For some years ago when I was reading Andrew S. Tanenbaum’s ”Modern Operating Systems” this sentence caught my attention: “Abstraction is the key to managing complexity”. I remember that I printed it out and pasted it behind my desktop with some other quotations! What is interesting about this sentence is the answer to another question: why are we using abstraction? Why are we using Object Oriented, Modeling and other abstraction-related techniques? The answer was obvious in Tanenbaums’s sentence: To avoid complexity! The reason for avoiding complexity: Simplicity is giving us confidence and saves our time and other resources (money, energy, etc.)! As Ray Ozzie (CTO, Microsoft Corporation) says:
“Complexity kills. It sucks the life out of developers, it makes products difficult to plan, build and test.”
I believe details are one of the major sources of complexity and complexity is an exponential function of details. More details are resulting in much more complexity! Details are everywhere in our code. Isn’t possible to say that every if-clause is indicating a try to manage a detail and every programming’s loop is a try to reduce details by applying some common rules on objects!?
To understand how abstraction is helping to manage details we can use Uncle Bob (Robert C.Martin)’s description about Dependency Inversion Principle (DIP) in clean code:
“In essence, the DIP says that our classes should depend upon abstraction, not on concerete details.”
Details are not just a problem in programming.
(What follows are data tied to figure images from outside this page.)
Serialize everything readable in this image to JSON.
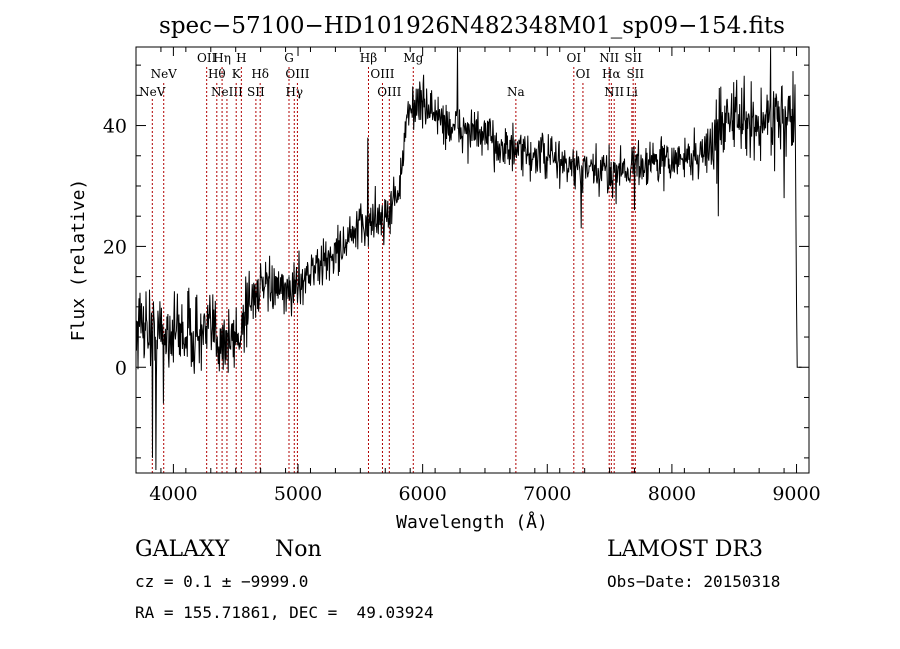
{
  "colors": {
    "spectrum": "#000000",
    "lines": "#b00000",
    "axis": "#000000"
  },
  "chart_data": {
    "type": "line",
    "title": "spec−57100−HD101926N482348M01_sp09−154.fits",
    "xlabel": "Wavelength (Å)",
    "ylabel": "Flux (relative)",
    "xlim": [
      3700,
      9100
    ],
    "ylim": [
      -17.5,
      53
    ],
    "xticks": [
      4000,
      5000,
      6000,
      7000,
      8000,
      9000
    ],
    "xtick_labels": [
      "4000",
      "5000",
      "6000",
      "7000",
      "8000",
      "9000"
    ],
    "yticks": [
      0,
      20,
      40
    ],
    "ytick_labels": [
      "0",
      "20",
      "40"
    ],
    "anchors": [
      [
        3700,
        6
      ],
      [
        3760,
        8
      ],
      [
        3850,
        5
      ],
      [
        3950,
        6
      ],
      [
        4100,
        6
      ],
      [
        4250,
        5
      ],
      [
        4320,
        6
      ],
      [
        4450,
        4
      ],
      [
        4520,
        5
      ],
      [
        4600,
        11
      ],
      [
        4700,
        13
      ],
      [
        4800,
        13
      ],
      [
        4900,
        12
      ],
      [
        5000,
        14
      ],
      [
        5100,
        16
      ],
      [
        5200,
        17
      ],
      [
        5300,
        19
      ],
      [
        5400,
        21
      ],
      [
        5500,
        23
      ],
      [
        5600,
        24
      ],
      [
        5700,
        25
      ],
      [
        5800,
        29
      ],
      [
        5850,
        35
      ],
      [
        5880,
        42
      ],
      [
        5950,
        44
      ],
      [
        6050,
        43
      ],
      [
        6200,
        40
      ],
      [
        6400,
        39
      ],
      [
        6600,
        37
      ],
      [
        6800,
        35
      ],
      [
        7000,
        35
      ],
      [
        7200,
        33
      ],
      [
        7400,
        32
      ],
      [
        7600,
        33
      ],
      [
        7800,
        34
      ],
      [
        8000,
        34
      ],
      [
        8200,
        35
      ],
      [
        8350,
        37
      ],
      [
        8450,
        43
      ],
      [
        8500,
        41
      ],
      [
        8700,
        40
      ],
      [
        8850,
        42
      ],
      [
        8990,
        40
      ]
    ],
    "spikes": [
      [
        3860,
        -17
      ],
      [
        3830,
        -15
      ],
      [
        3920,
        -6
      ],
      [
        5560,
        38
      ],
      [
        5620,
        30
      ],
      [
        5740,
        22
      ],
      [
        6280,
        57
      ],
      [
        7270,
        23
      ],
      [
        7550,
        27
      ],
      [
        7700,
        26
      ],
      [
        8370,
        25
      ],
      [
        8790,
        56
      ],
      [
        8900,
        28
      ],
      [
        8600,
        35
      ]
    ],
    "noise_sigma": 2.6,
    "end_segment": [
      [
        9000,
        11
      ],
      [
        9005,
        0
      ],
      [
        9040,
        0
      ]
    ],
    "emission_lines": [
      {
        "wl": 3426,
        "label": "NeV",
        "row": 2
      },
      {
        "wl": 3346,
        "label": "NeV",
        "row": 3
      },
      {
        "wl": 3727,
        "label": "OII",
        "row": 1
      },
      {
        "wl": 3798,
        "label": "Hθ",
        "row": 2
      },
      {
        "wl": 3835,
        "label": "Hη",
        "row": 1
      },
      {
        "wl": 3869,
        "label": "NeIII",
        "row": 3
      },
      {
        "wl": 3934,
        "label": "K",
        "row": 2
      },
      {
        "wl": 3970,
        "label": "H",
        "row": 1
      },
      {
        "wl": 4102,
        "label": "Hδ",
        "row": 2
      },
      {
        "wl": 4072,
        "label": "SII",
        "row": 3
      },
      {
        "wl": 4304,
        "label": "G",
        "row": 1
      },
      {
        "wl": 4363,
        "label": "OIII",
        "row": 2
      },
      {
        "wl": 4341,
        "label": "Hγ",
        "row": 3
      },
      {
        "wl": 4861,
        "label": "Hβ",
        "row": 1
      },
      {
        "wl": 4959,
        "label": "OIII",
        "row": 2
      },
      {
        "wl": 5007,
        "label": "OIII",
        "row": 3
      },
      {
        "wl": 5175,
        "label": "Mg",
        "row": 1
      },
      {
        "wl": 5894,
        "label": "Na",
        "row": 3
      },
      {
        "wl": 6300,
        "label": "OI",
        "row": 1
      },
      {
        "wl": 6364,
        "label": "OI",
        "row": 2
      },
      {
        "wl": 6548,
        "label": "NII",
        "row": 1
      },
      {
        "wl": 6563,
        "label": "Hα",
        "row": 2
      },
      {
        "wl": 6583,
        "label": "NII",
        "row": 3
      },
      {
        "wl": 6716,
        "label": "SII",
        "row": 1
      },
      {
        "wl": 6731,
        "label": "SII",
        "row": 2
      },
      {
        "wl": 6707,
        "label": "Li",
        "row": 3
      }
    ],
    "redshift_scale": 1.1449
  },
  "info": {
    "class": "GALAXY",
    "subclass": "Non",
    "cz": "cz = 0.1 ± −9999.0",
    "coords": "RA = 155.71861, DEC =  49.03924",
    "survey": "LAMOST DR3",
    "obs_date": "Obs−Date: 20150318"
  }
}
They are an important issue in all of science fields and even everyday life! There are many techniques and methods about how to manage them and to remember them. Maybe our preconception about human races, people coming from a city or a province and men or women are because to get rid of all individual details about every different person!
In other words categorization like abstraction is another way to manage details. An important part of many sciences is categorization. To put phenomena and objects under same category is giving us the possibility to find details about them easier and to know how to act about/on them!
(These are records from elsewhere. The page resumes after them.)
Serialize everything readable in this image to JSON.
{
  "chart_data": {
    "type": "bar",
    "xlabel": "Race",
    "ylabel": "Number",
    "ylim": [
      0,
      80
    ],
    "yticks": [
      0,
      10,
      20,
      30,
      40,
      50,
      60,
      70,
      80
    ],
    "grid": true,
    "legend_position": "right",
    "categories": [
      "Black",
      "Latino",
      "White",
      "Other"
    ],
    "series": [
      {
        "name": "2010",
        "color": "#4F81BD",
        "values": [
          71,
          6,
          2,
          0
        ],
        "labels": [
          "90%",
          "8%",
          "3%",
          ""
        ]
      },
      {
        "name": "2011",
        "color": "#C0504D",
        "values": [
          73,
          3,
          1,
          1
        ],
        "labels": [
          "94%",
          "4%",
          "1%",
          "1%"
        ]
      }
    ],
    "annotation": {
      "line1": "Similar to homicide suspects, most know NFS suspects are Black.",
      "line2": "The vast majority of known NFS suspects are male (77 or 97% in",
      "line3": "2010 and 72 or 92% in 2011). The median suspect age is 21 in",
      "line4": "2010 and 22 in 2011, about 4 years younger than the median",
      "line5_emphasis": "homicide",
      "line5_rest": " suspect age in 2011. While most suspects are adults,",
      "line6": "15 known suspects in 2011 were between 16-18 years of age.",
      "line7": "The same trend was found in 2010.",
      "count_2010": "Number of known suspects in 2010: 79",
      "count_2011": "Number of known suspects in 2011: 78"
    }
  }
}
I think generalization (https://en.wikipedia.org/wiki/Generalization) is another known method to minimize details. Look at the definition of generalization from Wiktionary (http://en.wiktionary.org/wiki/generalisation):
“The formulation of general concepts from specific instances by abstracting common properties.”
Actually maybe categorization and generalization are just two abstracting methods and it is not necessary to put them alongside abstraction as detail management techniques.
Unfortunately our techniques for eliminating details are very limited and our knowledge is being more and more complex by adding more details for every second. It is not possible to generalize every time because there are always exceptions. One of the named advantages of functional programming is reducing side effects and I think these side effects are caused by details. But the functional programming never have been popular (At least the pure one) and I think the reason is that that is impossible to remove all side effects while programming. The reality is much different from pure abstraction. I like these sentences of Robert C.Martin in Clean Code:
“One might argue that a book about code is somehow behind the times—that code is no longer the issue; that we should be concerned about models and requirements instead. Indeed some have suggested that we are close to the end of code. That soon all code will be generated instead of written. That programmers simply won’t be needed because business people will generate programs from specifications. Nonsense! We will never be rid of code, because code represents the details of the requirements. At some level those details cannot be ignored or abstracted; they have to be specified. And specifying requirements in such detail that a machine can execute them is programming. Such a specification is code.”
I deeply agree with him. Programming? It is all about details.